There is more attached to this, as well. It is not just what people will think. It is hard to explain, though, without really explaining it.
I feel like I get closer all of the time to talking about it. If I knew for a fact that my life was coming to an end any time soon, I would share in a heartbeat. I would want to put it out into the world on my terms. I would want people to have as complete of a picture of me as possible.
I know it is a matter of time.
At times I ask myself if I am ashamed of what I have done, and I am not. If anything, I am proud about how I have handled what I have, with great respect for those I interact with - often more respect than I have been given. I have been a 3D character in a 1D world.
If anything, I think context is part of the potential problem. I think there is an issue in our society with certain things, and they aren't even things that really are issues, but they become ones, thanks to people's judgments and beliefs. There is so much that goes on behind closed doors. So much. So much more than I ever wanted to know. But when we turn a blind eye and deafen our ears, and I think it has great potential to make things worse.
There are many who felt unheard. There are many who don't know how to reconcile societal and family expectations with what they think they should do. There are many who feel way too many pressures in their day-to-day lives and need an outlet. There are many who flirt with dangerous situations - in the name of harmless fun - and don't even know what they're getting themselves into.

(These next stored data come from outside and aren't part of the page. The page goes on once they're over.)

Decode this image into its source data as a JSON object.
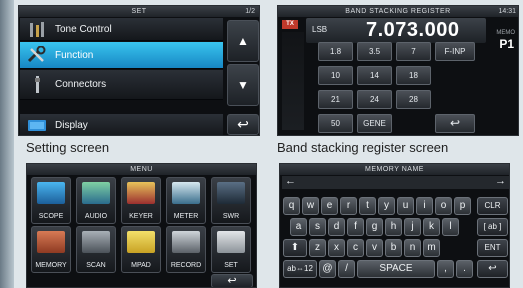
{
  "settings_screen": {
    "title": "SET",
    "page": "1/2",
    "items": [
      {
        "label": "Tone Control",
        "icon": "tone-control-icon"
      },
      {
        "label": "Function",
        "icon": "tools-icon",
        "selected": true
      },
      {
        "label": "Connectors",
        "icon": "connector-icon"
      },
      {
        "label": "Display",
        "icon": "display-icon"
      }
    ],
    "up_icon": "▲",
    "down_icon": "▼",
    "back_icon": "↩",
    "caption": "Setting screen"
  },
  "band_stacking_screen": {
    "title": "BAND STACKING REGISTER",
    "tx_badge": "TX",
    "mode": "LSB",
    "frequency": "7.073.000",
    "time": "14:31",
    "memo_label": "MEMO",
    "memo_value": "P1",
    "buttons": [
      "1.8",
      "3.5",
      "7",
      "F-INP",
      "10",
      "14",
      "18",
      "21",
      "24",
      "28",
      "50",
      "GENE"
    ],
    "back_icon": "↩",
    "caption": "Band stacking register screen"
  },
  "menu_screen": {
    "title": "MENU",
    "items": [
      "SCOPE",
      "AUDIO",
      "KEYER",
      "METER",
      "SWR",
      "MEMORY",
      "SCAN",
      "MPAD",
      "RECORD",
      "SET"
    ],
    "back_icon": "↩"
  },
  "memory_name_screen": {
    "title": "MEMORY NAME",
    "left_arrow": "←",
    "right_arrow": "→",
    "row1": [
      "q",
      "w",
      "e",
      "r",
      "t",
      "y",
      "u",
      "i",
      "o",
      "p"
    ],
    "row2": [
      "a",
      "s",
      "d",
      "f",
      "g",
      "h",
      "j",
      "k",
      "l"
    ],
    "row3": [
      "z",
      "x",
      "c",
      "v",
      "b",
      "n",
      "m"
    ],
    "shift": "⬆",
    "clr": "CLR",
    "ab": "[ ab ]",
    "ent": "ENT",
    "abc12": "ab⇔12",
    "at": "@",
    "slash": "/",
    "space": "SPACE",
    "comma": ",",
    "period": ".",
    "back_icon": "↩"
  },
  "colors": {
    "selected": "#28a8dd",
    "panel": "#0d0f12",
    "tx_red": "#c0392b",
    "background": "#dfe6ea"
  }
}
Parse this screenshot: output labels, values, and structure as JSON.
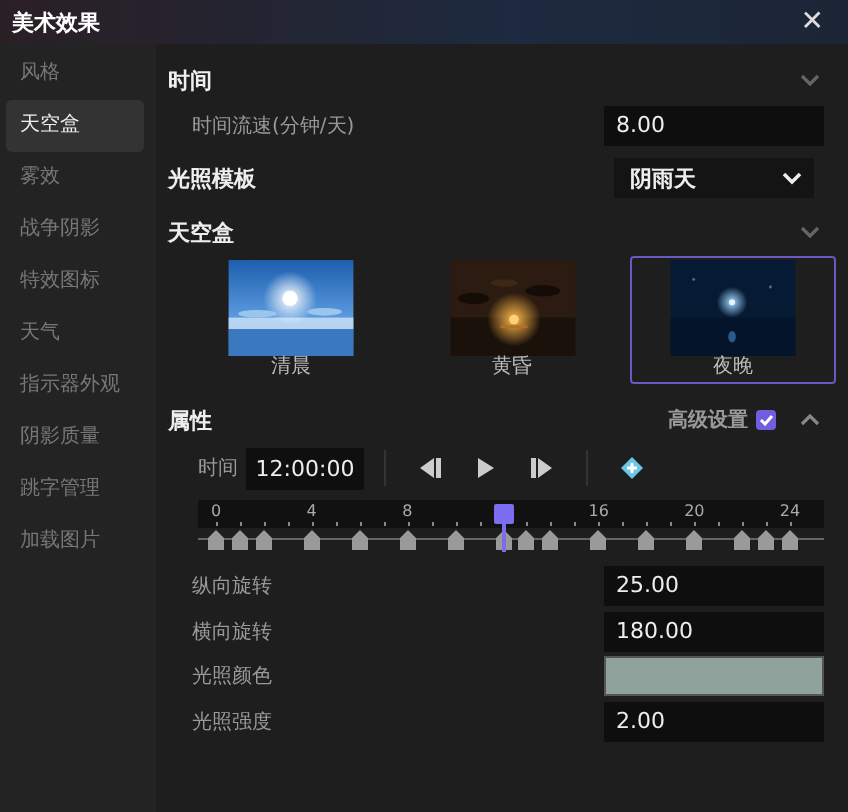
{
  "window": {
    "title": "美术效果",
    "close": "✕"
  },
  "sidebar": {
    "items": [
      {
        "label": "风格",
        "selected": false
      },
      {
        "label": "天空盒",
        "selected": true
      },
      {
        "label": "雾效",
        "selected": false
      },
      {
        "label": "战争阴影",
        "selected": false
      },
      {
        "label": "特效图标",
        "selected": false
      },
      {
        "label": "天气",
        "selected": false
      },
      {
        "label": "指示器外观",
        "selected": false
      },
      {
        "label": "阴影质量",
        "selected": false
      },
      {
        "label": "跳字管理",
        "selected": false
      },
      {
        "label": "加载图片",
        "selected": false
      }
    ]
  },
  "time_section": {
    "title": "时间",
    "expanded": false,
    "flow_label": "时间流速(分钟/天)",
    "flow_value": "8.00"
  },
  "lighting_template": {
    "label": "光照模板",
    "value": "阴雨天"
  },
  "skybox_section": {
    "title": "天空盒",
    "expanded": false,
    "skyboxes": [
      {
        "kind": "day",
        "label": "清晨",
        "selected": false
      },
      {
        "kind": "dusk",
        "label": "黄昏",
        "selected": false
      },
      {
        "kind": "night",
        "label": "夜晚",
        "selected": true
      }
    ]
  },
  "properties_section": {
    "title": "属性",
    "expanded": true,
    "advanced_label": "高级设置",
    "advanced_checked": true,
    "time_label": "时间",
    "time_value": "12:00:00",
    "timeline": {
      "ticks": [
        "0",
        "4",
        "8",
        "16",
        "20",
        "24"
      ],
      "thumb": {
        "level": 0.5
      },
      "keyframes": [
        {
          "level": 0
        },
        {
          "level": 0.0417
        },
        {
          "level": 0.0833
        },
        {
          "level": 0.1667
        },
        {
          "level": 0.25
        },
        {
          "level": 0.3333
        },
        {
          "level": 0.4167
        },
        {
          "level": 0.5
        },
        {
          "level": 0.5417
        },
        {
          "level": 0.5833
        },
        {
          "level": 0.6667
        },
        {
          "level": 0.75
        },
        {
          "level": 0.8333
        },
        {
          "level": 0.9167
        },
        {
          "level": 0.9583
        },
        {
          "level": 1
        }
      ]
    },
    "rows": [
      {
        "kind": "number",
        "label": "纵向旋转",
        "value": "25.00"
      },
      {
        "kind": "number",
        "label": "横向旋转",
        "value": "180.00"
      },
      {
        "kind": "color",
        "label": "光照颜色",
        "color": "#8fa39c"
      },
      {
        "kind": "number",
        "label": "光照强度",
        "value": "2.00"
      }
    ]
  }
}
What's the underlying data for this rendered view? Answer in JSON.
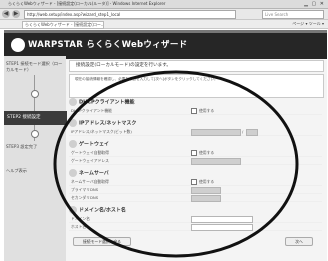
{
  "browser": {
    "title": "らくらくWebウィザード - [接続設定(ローカル(ルータ)] - Windows Internet Explorer",
    "address": "http://web.setup/index.asp?wizard_step1_local",
    "search_placeholder": "Live Search",
    "tab_label": "らくらくWebウィザード - [接続設定(ロー...",
    "tools": "ページ ▾  ツール ▾"
  },
  "app": {
    "title": "WARPSTAR らくらくWebウィザード",
    "sidebar": {
      "step1": "STEP1 接続モード選択（ローカルモード）",
      "step2": "STEP2 接続設定",
      "step3": "STEP3 設定完了",
      "help": "ヘルプ表示"
    },
    "content": {
      "title": "接続設定(ローカルモード)の設定を行います。",
      "intro": "現在の接続情報を確認し、必要な項目を入力して[次へ]ボタンをクリックしてください。",
      "sections": {
        "dhcp": {
          "title": "DHCPクライアント機能",
          "row_label": "DHCPクライアント機能",
          "row_value": "使用する"
        },
        "ip": {
          "title": "IPアドレス/ネットマスク",
          "row_label": "IPアドレス/ネットマスク(ビット数)",
          "slash": "/"
        },
        "gateway": {
          "title": "ゲートウェイ",
          "row1_label": "ゲートウェイ自動取得",
          "row1_value": "使用する",
          "row2_label": "ゲートウェイアドレス"
        },
        "dns": {
          "title": "ネームサーバ",
          "row1_label": "ネームサーバ自動取得",
          "row1_value": "使用する",
          "row2_label": "プライマリDNS",
          "row3_label": "セカンダリDNS"
        },
        "domain": {
          "title": "ドメイン名/ホスト名",
          "row1_label": "ドメイン名",
          "row2_label": "ホスト名"
        }
      },
      "back_button": "接続モード選択へ戻る",
      "next_button": "次へ"
    }
  }
}
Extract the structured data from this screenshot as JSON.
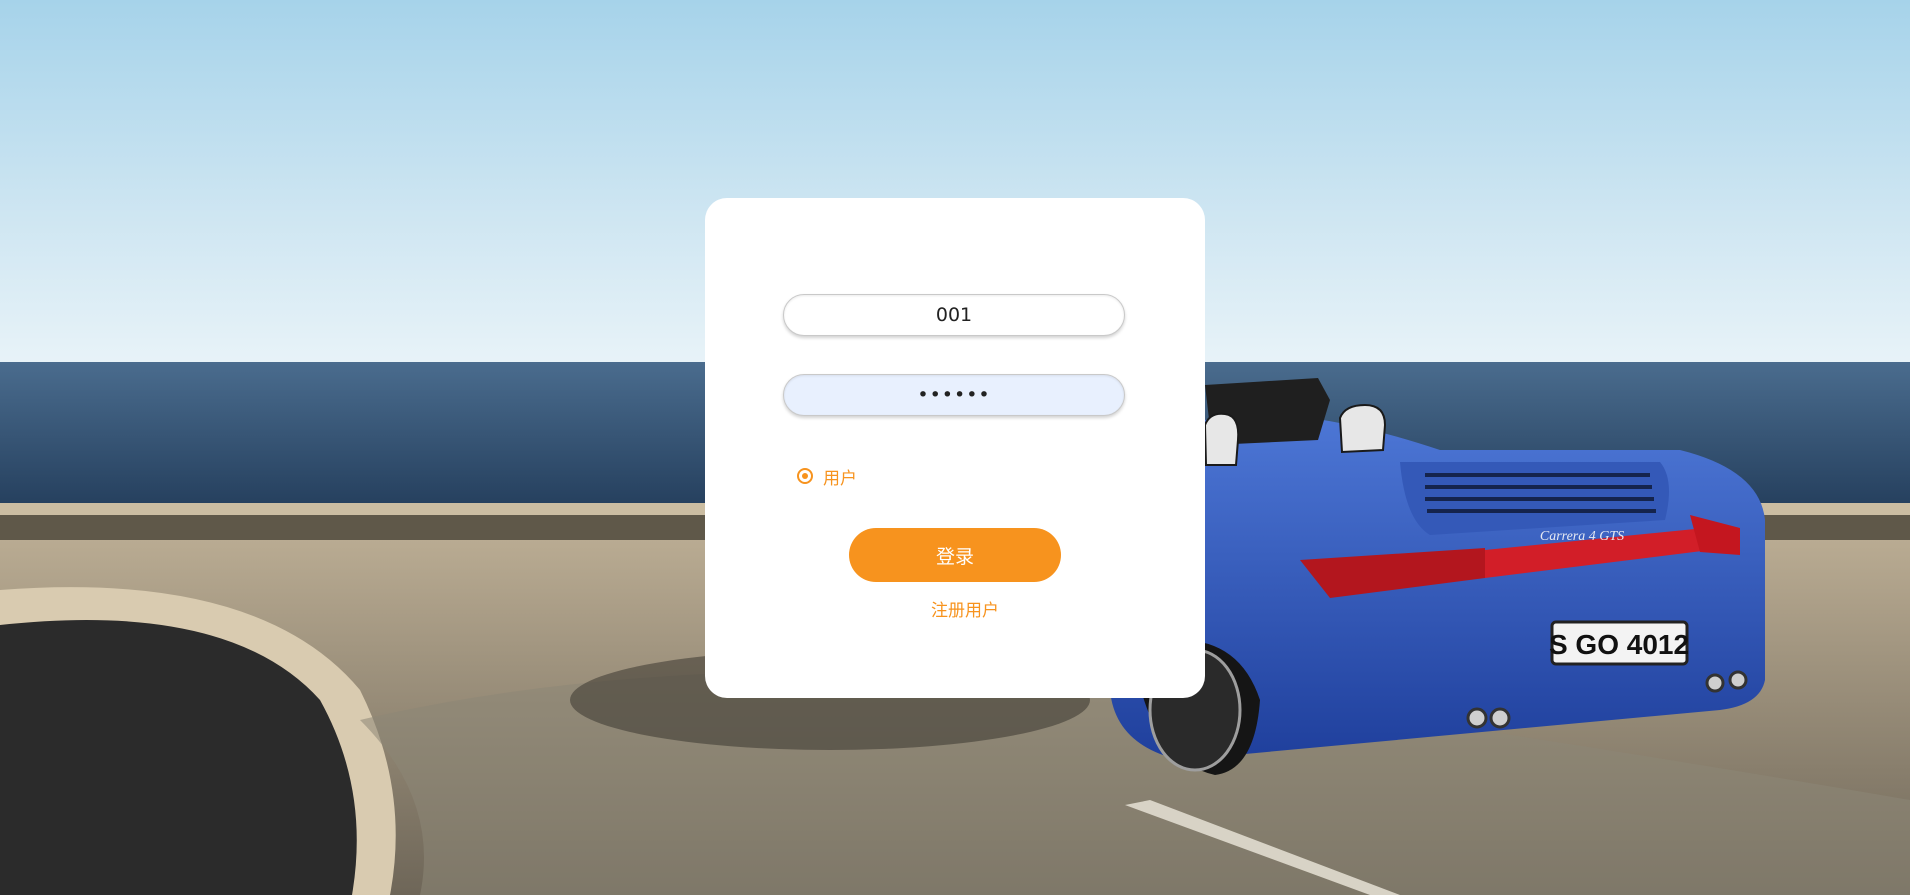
{
  "login": {
    "username_value": "001",
    "password_value": "••••••",
    "role_label": "用户",
    "login_button_label": "登录",
    "register_link_label": "注册用户"
  },
  "background": {
    "license_plate": "S GO 4012",
    "car_badge": "Carrera 4 GTS"
  },
  "colors": {
    "accent": "#f7931e",
    "card": "#ffffff",
    "password_field": "#e8f0fe"
  }
}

Over the years, I have spoken with thousands of people as they have opened themselves up to me in ways they never would with others - for fear of being judged themselves. So many who - on the surface - others would never guess what goes on in the shadows of their mind.
We all have that side. I have gotten more convinced over the years that we all have a need to fully and completely be who we are, and when we aren't, we risk many things - including the loss of those we hold dear, which may even include one's self.
As I sit here and type I feel so strongly that I need to share. It is like the time has come. I don't want to refrain from interacting with a part of me any more. It gets pretty dang confusing sometimes. Who did I tell what? It takes more energy sometimes than I feel I have to give to keep this part of me separate.
I don't think I am there, just yet. But, boy, does it feel close.